Tuberkulosis usus tidak menakutkan, deteksi dini tuberkulosis usus dapat disembuhkan, perkembangan stadium lanjut akan menyebabkan kerusakan permanen, kasus yang serius dapat mengancam jiwa. Penderita TBC usus harus pergi ke rumah sakit biasa untuk mendapatkan perawatan sesegera mungkin.
TBC usus adalah infeksi kronis pada saluran usus yang disebabkan oleh Mycobacterium tuberculosis, dan manifestasi klinisnya terutama meliputi distensi abdomen, sakit perut, diare (umumnya terlihat pada jenis TBC usus ulseratif) dan konstipasi (jenis TBC usus proliferatif), massa abdomen, dan gejala sistemik, seperti demam dan berkeringat di malam hari (berkeringat secara tidak normal setelah tidur dan berhenti setelah bangun tidur), dan lain-lain.
Prinsip pengobatan untuk TBC usus adalah menghilangkan gejala yang disebutkan di atas, mempercepat penyembuhan lesi dan mencegah komplikasi.
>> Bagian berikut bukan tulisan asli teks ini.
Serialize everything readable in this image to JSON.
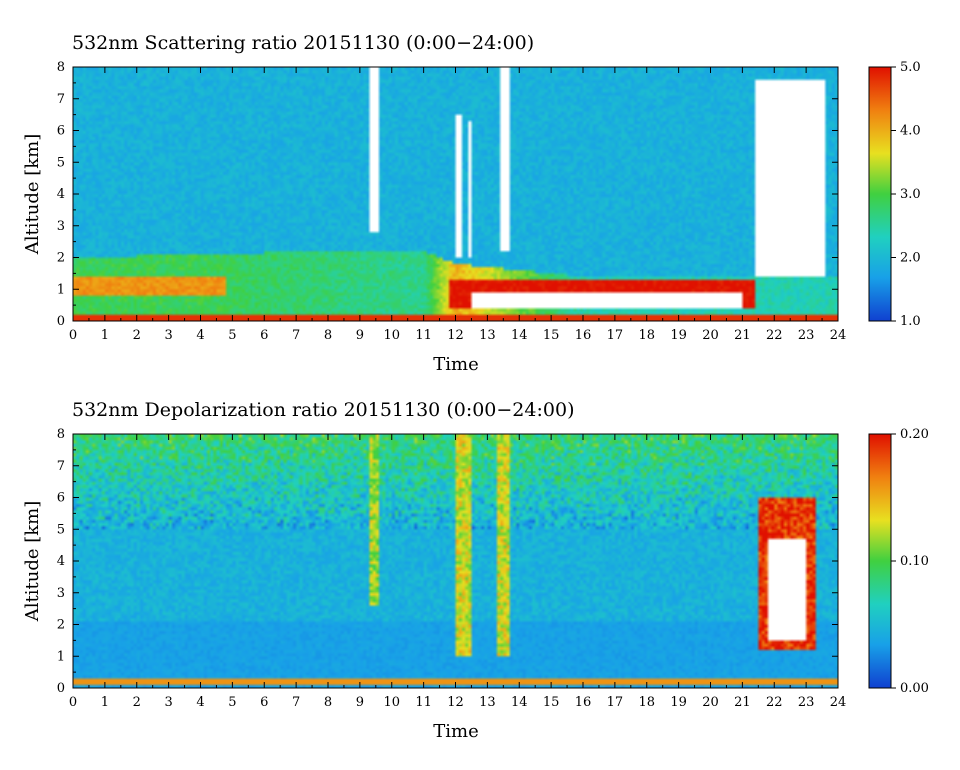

Jika TBC usus tidak diobati tepat waktu, perkembangan lebih lanjut dari penyakit ini dapat menyebabkan komplikasi seperti obstruksi usus, peritonitis tuberkulosis, abses terbatas di rongga perut, dan fistula ekstra-intestinal.
Pasien dengan TBC usus perlu memperkuat istirahat dan nutrisi tambahan, yang dapat meningkatkan kekebalan tubuh pasien, dan juga perlu menggunakan obat anti-tuberkulosis (misalnya isoniazid dan streptomisin) secara wajar di bawah bimbingan dokter profesional. Karena tuberkulosis usus stadium awal dapat disembuhkan, semakin dini pasien pergi ke rumah sakit biasa untuk berobat, semakin baik prognosisnya, jangan ditunda.